Recommendation & Investment Risks
• We maintain our Buy call on KJCF but with a higher 12-month target price of MYR1.80 (MYR1.50 previously) on the back of the earnings upgrade and on rolling forward valuations. We like KJCF for its dominant local position in the relatively resilient food & beverage market. Valuations, meanwhile, are undemanding, with the stock trading at a prospective 2011 PER of 7.6x and a P/NTA of 0.8x.

• Our target price is based on a 2010 PER of 8.3x (unchanged), which is based on a 10% premium to the manufacturing sector valuations, and adding on 2010 projected DPS. The premium is to account for KJCF’s broad exposure to the relatively stable food market.

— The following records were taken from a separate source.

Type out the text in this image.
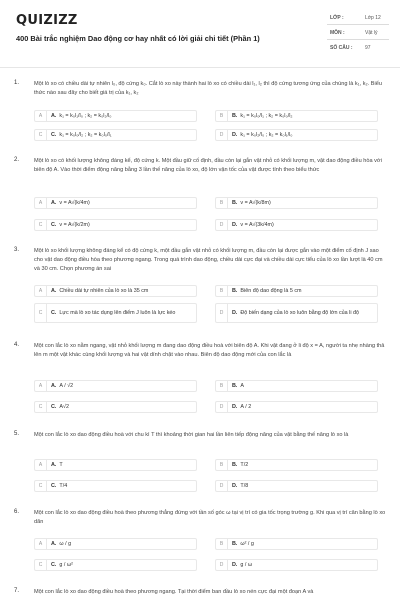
QUIZIZZ
400 Bài trắc nghiệm Dao động cơ hay nhất có lời giải chi tiết (Phần 1)
LỚP :	Lớp 12
MÔN :	Vật lý
SỐ CÂU :	97
1.	Một lò xo có chiều dài tự nhiên l₀, độ cứng k₀. Cắt lò xo này thành hai lò xo có chiều dài l₁, l₂ thì độ cứng tương ứng của chúng là k₁, k₂. Biểu thức nào sau đây cho biết giá trị của k₁, k₂
A	A. k₁ = k₀l₁/l₀ ; k₂ = k₀l₂/l₀	B	B. k₁ = k₀l₀/l₁ ; k₂ = k₀l₀/l₂
C	C. k₁ = k₀l₀/l₂ ; k₂ = k₀l₀/l₁	D	D. k₁ = k₀l₂/l₀ ; k₂ = k₀l₁/l₀
2.	Một lò xo có khối lượng không đáng kể, độ cứng k. Một đầu giữ cố định, đầu còn lại gắn vật nhỏ có khối lượng m, vật dao động điều hòa với biên độ A. Vào thời điểm động năng bằng 3 lần thế năng của lò xo, độ lớn vận tốc của vật được tính theo biểu thức
A	A. v = A√(k/4m)	B	B. v = A√(k/8m)
C	C. v = A√(k/2m)	D	D. v = A√(3k/4m)
3.	Một lò xo khối lượng không đáng kể có độ cứng k, một đầu gắn vật nhỏ có khối lượng m, đầu còn lại được gắn vào một điểm cố định J sao cho vật dao động điều hòa theo phương ngang. Trong quá trình dao động, chiều dài cực đại và chiều dài cực tiểu của lò xo lần lượt là 40 cm và 30 cm. Chọn phương án sai
A	A. Chiều dài tự nhiên của lò xo là 35 cm	B	B. Biên độ dao động là 5 cm
C	C. Lực mà lò xo tác dụng lên điểm J luôn là lực kéo	D	D. Độ biến dạng của lò xo luôn bằng độ lớn của li độ
4.	Một con lắc lò xo nằm ngang, vật nhỏ khối lượng m đang dao động điều hoà với biên độ A. Khi vật đang ở li độ x = A, người ta nhẹ nhàng thả lên m một vật khác cùng khối lượng và hai vật dính chặt vào nhau. Biên độ dao động mới của con lắc là
A	A. A / √2	B	B. A
C	C. A√2	D	D. A / 2
5.	Một con lắc lò xo dao động điều hoà với chu kì T thì khoảng thời gian hai lần liên tiếp động năng của vật bằng thế năng lò xo là
A	A. T	B	B. T/2
C	C. T/4	D	D. T/8
6.	Một con lắc lò xo dao động điều hoà theo phương thẳng đứng với tần số góc ω tại vị trí có gia tốc trọng trường g. Khi qua vị trí cân bằng lò xo dãn
A	A. ω / g	B	B. ω² / g
C	C. g / ω²	D	D. g / ω
7.	Một con lắc lò xo dao động điều hoà theo phương ngang. Tại thời điểm ban đầu lò xo nén cực đại một đoạn A và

• Surprising positively, management has announced a special DPS of 3.75 sen in addition to its interim DPS of 2.5 sen.

• The status of Can-One’s (CAN MK, MYR1.17, Hold) proposed acquisition of a 32.9% stake in KJCF at MYR1.65 per share for MYR241.1 mln cash from Kian Joo Holdings Sdn Bhd remains unresolved and looks to be a long-drawn process.

• Risks to our recommendation and target price include lower-thanexpected
demand from customers and higher-than-expected raw material costs. Much also remains to be seen as to whether the 32.9% sale to Can-One will materialize, if at all.